ABSTRACT

Under third wave feminism, there has been a renaissance in female characterisation in comedy programming. This is exemplified by Armando Iannucci’s Veep (2012–2017) which is a satirical take on the first female Vice President of the USA, Selina Meyer (Julia Louis Dreyfus). Women have historically been relegated to the more passive roles of the “straight man”, “love interest” or “nagging wife” in television comedy, merely facilitating the humour of the male characters. These male characters were permitted to take a more active role, with the agency to monopolise humour by exploring the full spectrum of human flaws. Veep shows Meyer to be narcissistic, incompetent and badly behaved.

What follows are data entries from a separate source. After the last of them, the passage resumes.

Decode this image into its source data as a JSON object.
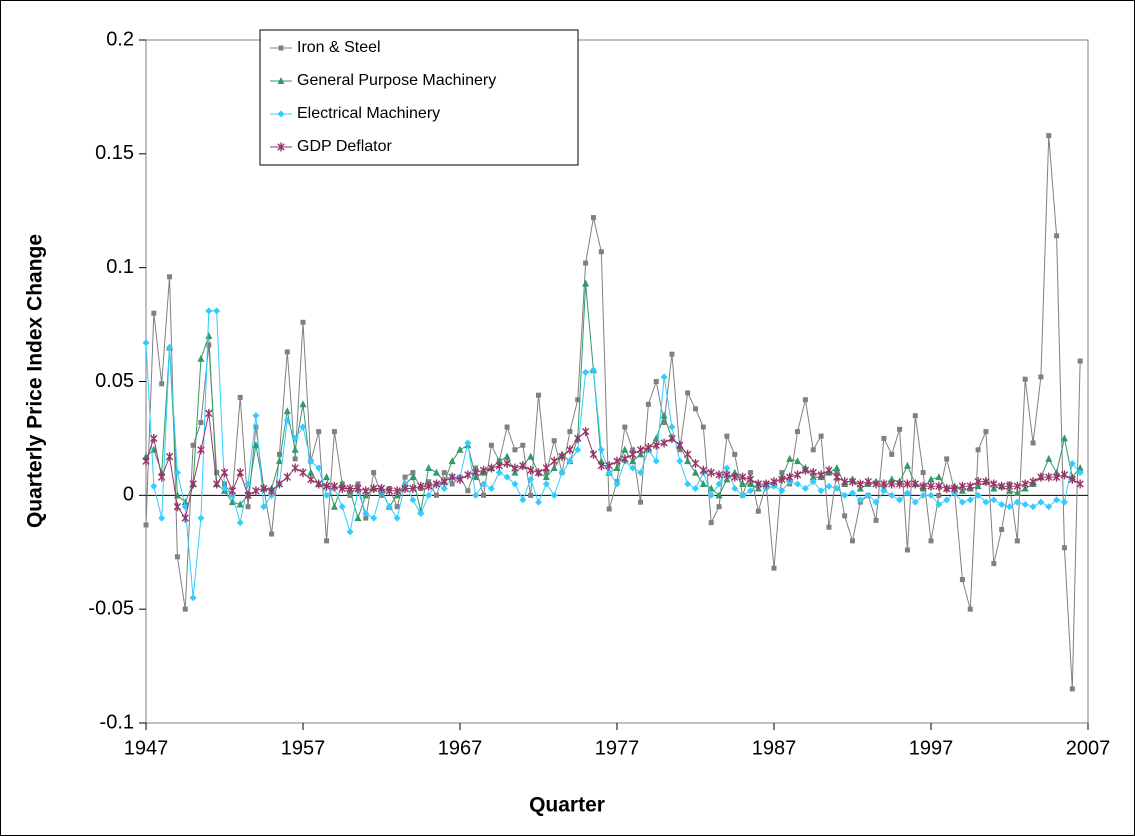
{
  "chart_data": {
    "type": "line",
    "x_label": "Quarter",
    "y_label": "Quarterly Price Index Change",
    "x": [
      1947,
      1947.5,
      1948,
      1948.5,
      1949,
      1949.5,
      1950,
      1950.5,
      1951,
      1951.5,
      1952,
      1952.5,
      1953,
      1953.5,
      1954,
      1954.5,
      1955,
      1955.5,
      1956,
      1956.5,
      1957,
      1957.5,
      1958,
      1958.5,
      1959,
      1959.5,
      1960,
      1960.5,
      1961,
      1961.5,
      1962,
      1962.5,
      1963,
      1963.5,
      1964,
      1964.5,
      1965,
      1965.5,
      1966,
      1966.5,
      1967,
      1967.5,
      1968,
      1968.5,
      1969,
      1969.5,
      1970,
      1970.5,
      1971,
      1971.5,
      1972,
      1972.5,
      1973,
      1973.5,
      1974,
      1974.5,
      1975,
      1975.5,
      1976,
      1976.5,
      1977,
      1977.5,
      1978,
      1978.5,
      1979,
      1979.5,
      1980,
      1980.5,
      1981,
      1981.5,
      1982,
      1982.5,
      1983,
      1983.5,
      1984,
      1984.5,
      1985,
      1985.5,
      1986,
      1986.5,
      1987,
      1987.5,
      1988,
      1988.5,
      1989,
      1989.5,
      1990,
      1990.5,
      1991,
      1991.5,
      1992,
      1992.5,
      1993,
      1993.5,
      1994,
      1994.5,
      1995,
      1995.5,
      1996,
      1996.5,
      1997,
      1997.5,
      1998,
      1998.5,
      1999,
      1999.5,
      2000,
      2000.5,
      2001,
      2001.5,
      2002,
      2002.5,
      2003,
      2003.5,
      2004,
      2004.5,
      2005,
      2005.5,
      2006,
      2006.5
    ],
    "series": [
      {
        "name": "Iron & Steel",
        "color": "#808080",
        "marker": "square",
        "values": [
          -0.013,
          0.08,
          0.049,
          0.096,
          -0.027,
          -0.05,
          0.022,
          0.032,
          0.066,
          0.01,
          0.005,
          0.0,
          0.043,
          -0.005,
          0.03,
          0.003,
          -0.017,
          0.018,
          0.063,
          0.016,
          0.076,
          0.015,
          0.028,
          -0.02,
          0.028,
          0.005,
          0.0,
          0.005,
          -0.01,
          0.01,
          0.0,
          0.003,
          -0.005,
          0.008,
          0.01,
          0.003,
          0.006,
          0.0,
          0.01,
          0.005,
          0.008,
          0.002,
          0.012,
          0.0,
          0.022,
          0.015,
          0.03,
          0.02,
          0.022,
          0.0,
          0.044,
          0.01,
          0.024,
          0.01,
          0.028,
          0.042,
          0.102,
          0.122,
          0.107,
          -0.006,
          0.006,
          0.03,
          0.02,
          -0.003,
          0.04,
          0.05,
          0.032,
          0.062,
          0.02,
          0.045,
          0.038,
          0.03,
          -0.012,
          -0.005,
          0.026,
          0.018,
          0.0,
          0.01,
          -0.007,
          0.005,
          -0.032,
          0.01,
          0.005,
          0.028,
          0.042,
          0.02,
          0.026,
          -0.014,
          0.01,
          -0.009,
          -0.02,
          -0.003,
          0.0,
          -0.011,
          0.025,
          0.018,
          0.029,
          -0.024,
          0.035,
          0.01,
          -0.02,
          0.0,
          0.016,
          0.002,
          -0.037,
          -0.05,
          0.02,
          0.028,
          -0.03,
          -0.015,
          0.005,
          -0.02,
          0.051,
          0.023,
          0.052,
          0.158,
          0.114,
          -0.023,
          -0.085,
          0.059
        ]
      },
      {
        "name": "General Purpose Machinery",
        "color": "#339966",
        "marker": "triangle",
        "values": [
          0.017,
          0.02,
          0.01,
          0.065,
          0.0,
          -0.003,
          0.005,
          0.06,
          0.07,
          0.005,
          0.002,
          -0.003,
          -0.004,
          0.0,
          0.022,
          0.003,
          0.003,
          0.015,
          0.037,
          0.02,
          0.04,
          0.01,
          0.005,
          0.008,
          -0.005,
          0.005,
          0.002,
          -0.01,
          0.0,
          0.003,
          0.002,
          -0.005,
          0.0,
          0.005,
          0.008,
          -0.007,
          0.012,
          0.01,
          0.006,
          0.015,
          0.02,
          0.022,
          0.008,
          0.01,
          0.012,
          0.015,
          0.017,
          0.01,
          0.013,
          0.017,
          0.01,
          0.008,
          0.012,
          0.018,
          0.015,
          0.025,
          0.093,
          0.055,
          0.015,
          0.01,
          0.012,
          0.02,
          0.015,
          0.018,
          0.02,
          0.025,
          0.035,
          0.025,
          0.022,
          0.015,
          0.01,
          0.005,
          0.003,
          0.0,
          0.007,
          0.01,
          0.005,
          0.005,
          0.003,
          0.005,
          0.005,
          0.008,
          0.016,
          0.015,
          0.012,
          0.008,
          0.008,
          0.01,
          0.012,
          0.005,
          0.007,
          0.003,
          0.005,
          0.006,
          0.003,
          0.007,
          0.006,
          0.013,
          0.005,
          0.003,
          0.007,
          0.008,
          0.003,
          0.004,
          0.002,
          0.003,
          0.004,
          0.006,
          0.003,
          0.004,
          0.002,
          0.001,
          0.003,
          0.005,
          0.008,
          0.016,
          0.01,
          0.025,
          0.008,
          0.012
        ]
      },
      {
        "name": "Electrical Machinery",
        "color": "#33ccff",
        "marker": "diamond",
        "values": [
          0.067,
          0.004,
          -0.01,
          0.065,
          0.01,
          -0.005,
          -0.045,
          -0.01,
          0.081,
          0.081,
          0.003,
          0.0,
          -0.012,
          0.005,
          0.035,
          -0.005,
          0.0,
          0.005,
          0.033,
          0.025,
          0.03,
          0.015,
          0.012,
          0.0,
          0.003,
          -0.005,
          -0.016,
          0.002,
          -0.008,
          -0.01,
          0.002,
          -0.005,
          -0.01,
          0.005,
          -0.002,
          -0.008,
          0.0,
          0.005,
          0.003,
          0.008,
          0.008,
          0.023,
          0.0,
          0.005,
          0.003,
          0.01,
          0.008,
          0.005,
          -0.002,
          0.007,
          -0.003,
          0.005,
          0.0,
          0.01,
          0.015,
          0.02,
          0.054,
          0.055,
          0.02,
          0.01,
          0.005,
          0.015,
          0.012,
          0.01,
          0.02,
          0.015,
          0.052,
          0.03,
          0.015,
          0.005,
          0.003,
          0.01,
          0.0,
          0.005,
          0.012,
          0.003,
          0.0,
          0.002,
          0.005,
          0.003,
          0.004,
          0.002,
          0.006,
          0.005,
          0.003,
          0.006,
          0.002,
          0.004,
          0.003,
          0.0,
          0.001,
          -0.002,
          0.0,
          -0.003,
          0.002,
          0.0,
          -0.002,
          0.001,
          -0.003,
          0.0,
          0.0,
          -0.004,
          -0.002,
          0.001,
          -0.003,
          -0.002,
          0.0,
          -0.003,
          -0.002,
          -0.004,
          -0.005,
          -0.003,
          -0.004,
          -0.005,
          -0.003,
          -0.005,
          -0.002,
          -0.003,
          0.014,
          0.01
        ]
      },
      {
        "name": "GDP Deflator",
        "color": "#993366",
        "marker": "asterisk",
        "values": [
          0.015,
          0.025,
          0.008,
          0.017,
          -0.005,
          -0.01,
          0.005,
          0.02,
          0.036,
          0.005,
          0.01,
          0.002,
          0.01,
          0.0,
          0.002,
          0.003,
          0.002,
          0.005,
          0.008,
          0.012,
          0.01,
          0.007,
          0.005,
          0.004,
          0.004,
          0.003,
          0.003,
          0.003,
          0.002,
          0.003,
          0.003,
          0.002,
          0.002,
          0.003,
          0.003,
          0.004,
          0.004,
          0.005,
          0.006,
          0.008,
          0.007,
          0.009,
          0.01,
          0.011,
          0.012,
          0.013,
          0.014,
          0.012,
          0.013,
          0.011,
          0.01,
          0.012,
          0.015,
          0.017,
          0.02,
          0.025,
          0.028,
          0.018,
          0.013,
          0.013,
          0.015,
          0.016,
          0.018,
          0.02,
          0.021,
          0.022,
          0.023,
          0.025,
          0.022,
          0.018,
          0.014,
          0.011,
          0.01,
          0.009,
          0.009,
          0.008,
          0.008,
          0.007,
          0.005,
          0.005,
          0.006,
          0.007,
          0.008,
          0.009,
          0.011,
          0.01,
          0.009,
          0.011,
          0.008,
          0.006,
          0.006,
          0.005,
          0.006,
          0.005,
          0.005,
          0.005,
          0.005,
          0.005,
          0.005,
          0.004,
          0.004,
          0.004,
          0.003,
          0.003,
          0.004,
          0.004,
          0.006,
          0.006,
          0.005,
          0.004,
          0.004,
          0.004,
          0.005,
          0.006,
          0.008,
          0.008,
          0.008,
          0.009,
          0.007,
          0.005
        ]
      }
    ],
    "xlim": [
      1947,
      2007
    ],
    "xticks": [
      1947,
      1957,
      1967,
      1977,
      1987,
      1997,
      2007
    ],
    "ylim": [
      -0.1,
      0.2
    ],
    "yticks": [
      0.2,
      0.15,
      0.1,
      0.05,
      0,
      -0.05,
      -0.1
    ],
    "grid": false,
    "legend": "upper left"
  }
}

These characteristics make her at once flawed and nuanced, but most importantly hilarious.

This chapter explores how the scripting, direction, and performances of Selina Meyer in Veep breaks with tradition, through a uniquely subversive blend of masculine crudeness, private and public representations of female sexuality and situational comedy grounded in femininity. It analyses Meyer’s framing as a woman in political power within the tropes and genre of political satire and by doing so, it argues how Meyer represents what Margaret Atwood deemed “Spotty Handed Villainesses”. Like the blood-spotted Lady Macbeth, the prototypical villainess, Meyer’s moral complexity comes from her “bad behaviour” which Atwood saw as a crucial element to storytelling and characterisation. Although bad behaviour has traditionally been the monopoly of men, shows like HBO’s Sex and the City, The Comeback and Girls paved the way in the television landscape for the more complex characterisation of women in Veep. Hou, Stewart and Chabbi emphasise the importance of humour as a powerful vehicle in representing and exploring women’s flaws, experiences and complexities as human beings.